K of C pledges to help every Haitian child who lost a limb during earthquake

Young people who lost a limb in Haiti's earthquake will receive up to three prosthetics during the next two years under the Knights of Columbus' Hope for Haiti's Children program. (CNS/Bob Roller)

The estimated 800 Haitian children who lost an arm or a leg because of the country’s violent earthquake Jan. 12 will get prosthetic limbs and therapy courtesy of the Knights of Columbus.

The effort, called Hope for Haiti’s Children, was first announced by Supreme Knight Carl A. Anderson as he gave his annual report Aug.3 during the organization’s convention in Washington.

More details of the two-year program were announced at a Washington press conference Aug. 4.

Estimated to cost at least $1 million, the Knights are partnering with the University of Miami’s Project Medishare for Haiti to make the prosthetic devices available.

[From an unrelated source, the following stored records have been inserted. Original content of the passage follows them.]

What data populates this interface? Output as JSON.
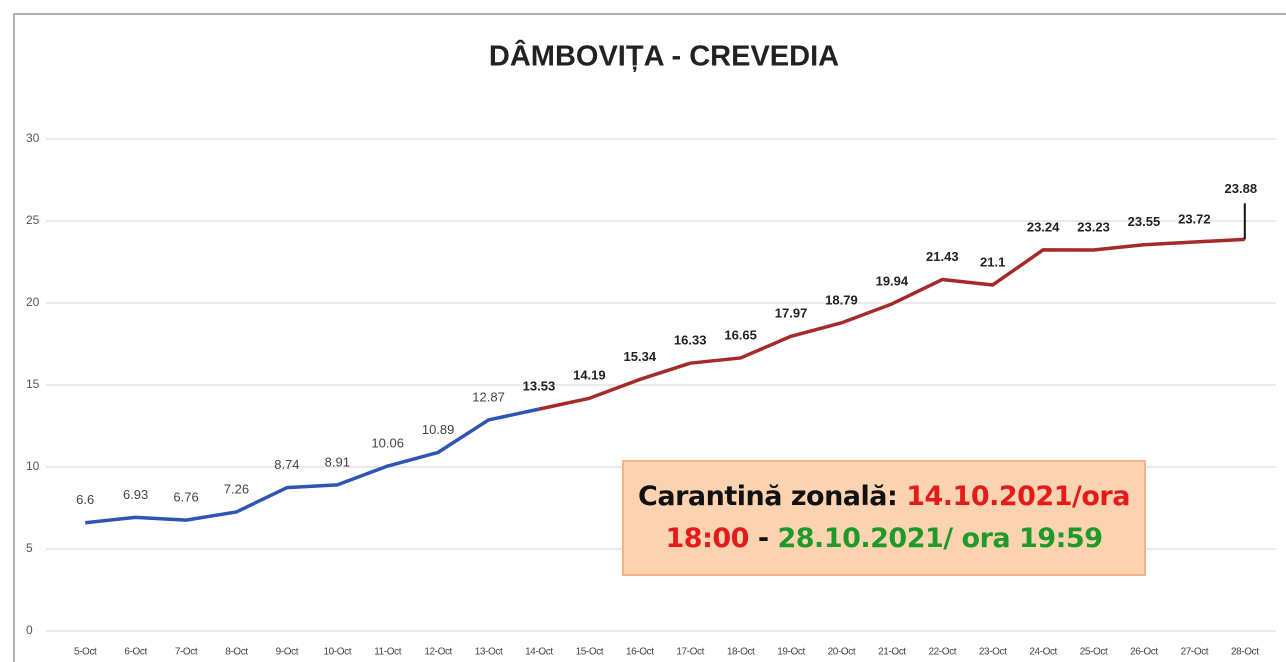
{
  "chart_data": {
    "type": "line",
    "title": "DÂMBOVIȚA - CREVEDIA",
    "categories": [
      "5-Oct",
      "6-Oct",
      "7-Oct",
      "8-Oct",
      "9-Oct",
      "10-Oct",
      "11-Oct",
      "12-Oct",
      "13-Oct",
      "14-Oct",
      "15-Oct",
      "16-Oct",
      "17-Oct",
      "18-Oct",
      "19-Oct",
      "20-Oct",
      "21-Oct",
      "22-Oct",
      "23-Oct",
      "24-Oct",
      "25-Oct",
      "26-Oct",
      "27-Oct",
      "28-Oct"
    ],
    "series": [
      {
        "color": "#2f55b4",
        "values": [
          6.6,
          6.93,
          6.76,
          7.26,
          8.74,
          8.91,
          10.06,
          10.89,
          12.87,
          13.53,
          null,
          null,
          null,
          null,
          null,
          null,
          null,
          null,
          null,
          null,
          null,
          null,
          null,
          null
        ]
      },
      {
        "color": "#a52a2a",
        "values": [
          null,
          null,
          null,
          null,
          null,
          null,
          null,
          null,
          null,
          13.53,
          14.19,
          15.34,
          16.33,
          16.65,
          17.97,
          18.79,
          19.94,
          21.43,
          21.1,
          23.24,
          23.23,
          23.55,
          23.72,
          23.88
        ]
      }
    ],
    "ylim": [
      0,
      30
    ],
    "yticks": [
      0,
      5,
      10,
      15,
      20,
      25,
      30
    ],
    "grid": true,
    "annotation": [
      {
        "text": "Carantină zonală: ",
        "color": "#111111"
      },
      {
        "text": "14.10.2021/ora",
        "color": "#e31b1b"
      },
      {
        "text": "18:00",
        "color": "#e31b1b"
      },
      {
        "text": " - ",
        "color": "#111111"
      },
      {
        "text": "28.10.2021/ ora 19:59",
        "color": "#1f9a2a"
      }
    ]
  }
}
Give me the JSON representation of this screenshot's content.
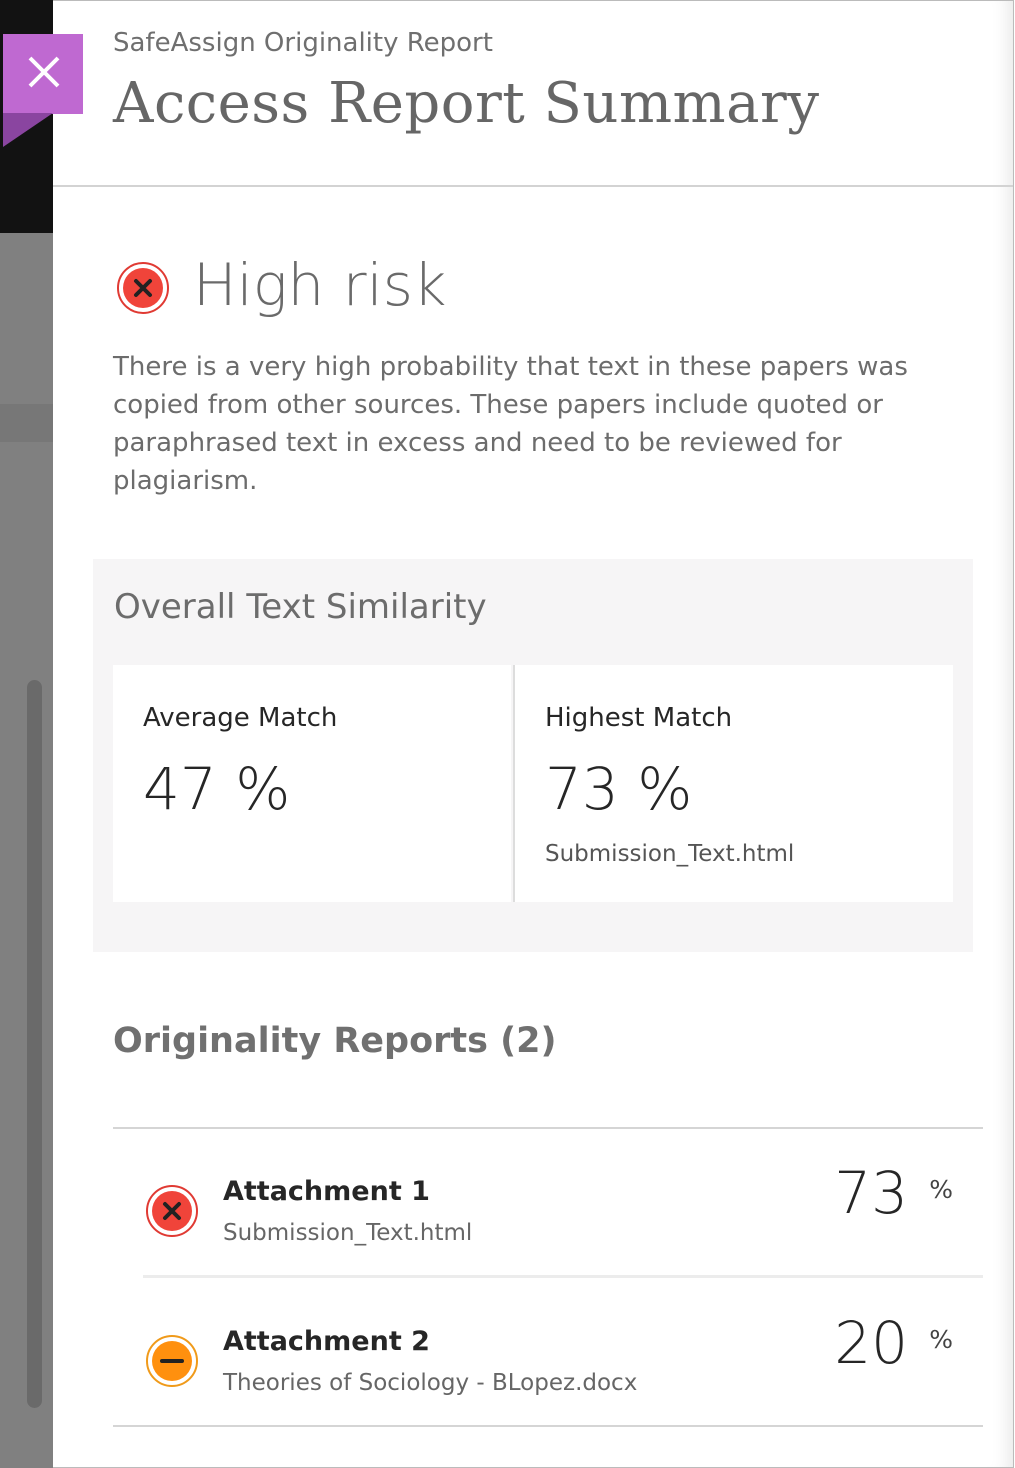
{
  "header": {
    "subtitle": "SafeAssign Originality Report",
    "title": "Access Report Summary",
    "close_icon": "close-icon"
  },
  "risk": {
    "level": "High risk",
    "icon": "error-x-icon",
    "color": "#f0443a",
    "description": "There is a very high probability that text in these papers was copied from other sources. These papers include quoted or paraphrased text in excess and need to be reviewed for plagiarism."
  },
  "similarity": {
    "title": "Overall Text Similarity",
    "average": {
      "label": "Average Match",
      "value": "47 %"
    },
    "highest": {
      "label": "Highest Match",
      "value": "73 %",
      "file": "Submission_Text.html"
    }
  },
  "reports": {
    "title": "Originality Reports (2)",
    "items": [
      {
        "name": "Attachment 1",
        "file": "Submission_Text.html",
        "percent": "73",
        "unit": "%",
        "status": "high",
        "color": "#f0443a"
      },
      {
        "name": "Attachment 2",
        "file": "Theories of Sociology - BLopez.docx",
        "percent": "20",
        "unit": "%",
        "status": "medium",
        "color": "#ff900e"
      }
    ]
  },
  "colors": {
    "close_button": "#bf69d1"
  }
}
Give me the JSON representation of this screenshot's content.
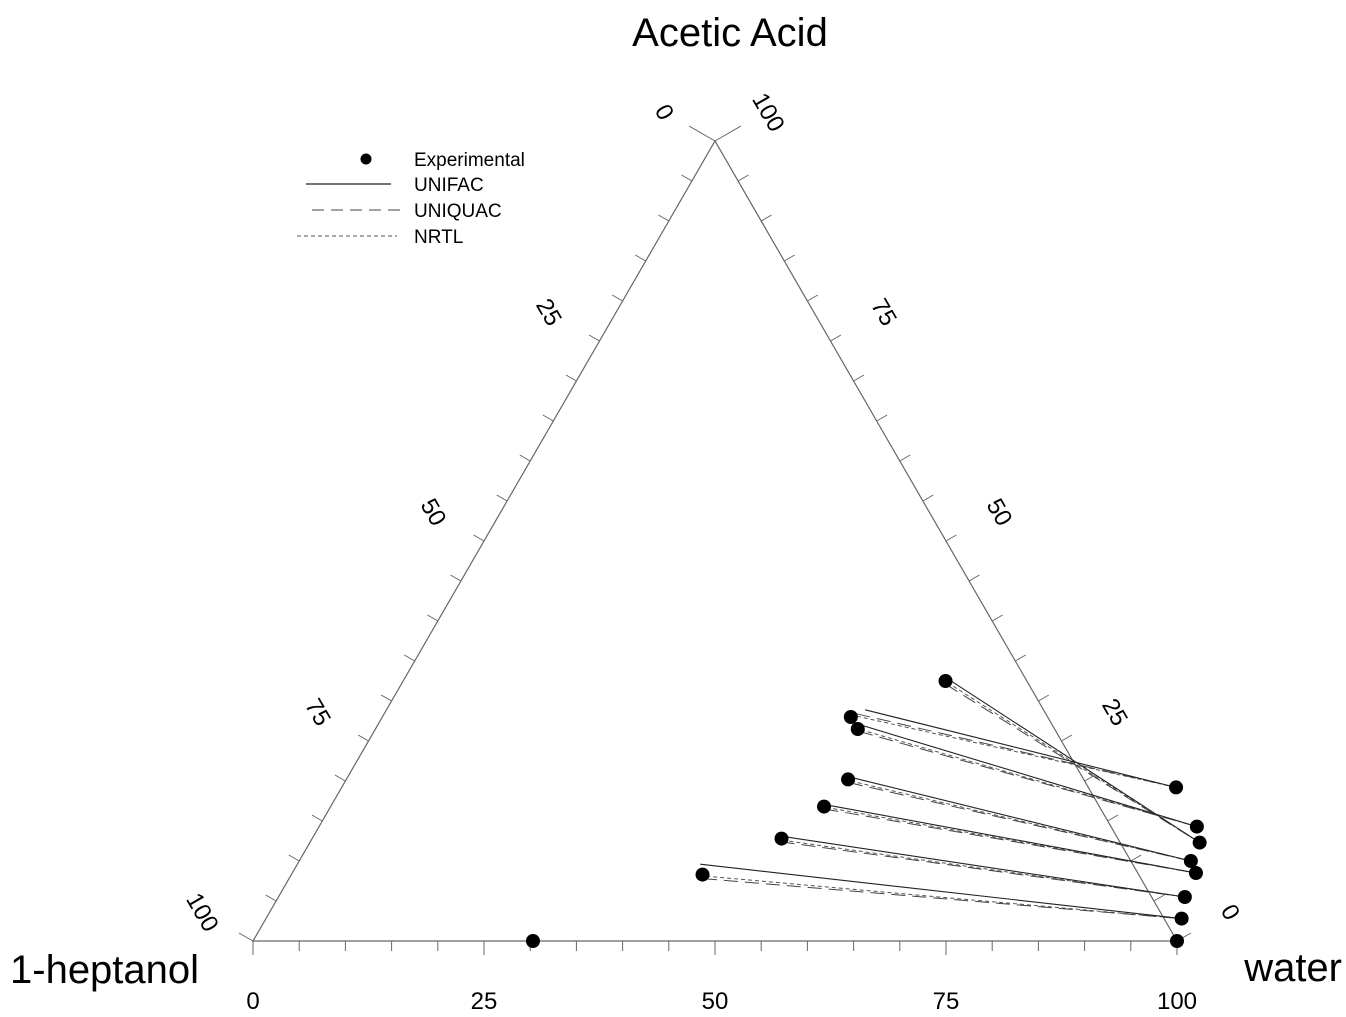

Each child will receive three prosthetics and all necessary therapy during the two-year period.

Earlier this year, the Knights teamed up with the California-based American Wheelchair Mission to deliver more than 1,000 wheelchairs to Haiti for people who suffered crushing injuries in the quake. The wheelchairs were donated to patients at a field hospital at the Port-au-Prince airport operated by the University of Miami.

The Knights also plan to deliver another 1,000 wheelchairs over the next several months.

“Each and every one of these children will receive a new start in life thanks to the Knights of Columbus,” Anderson told the convention delegates.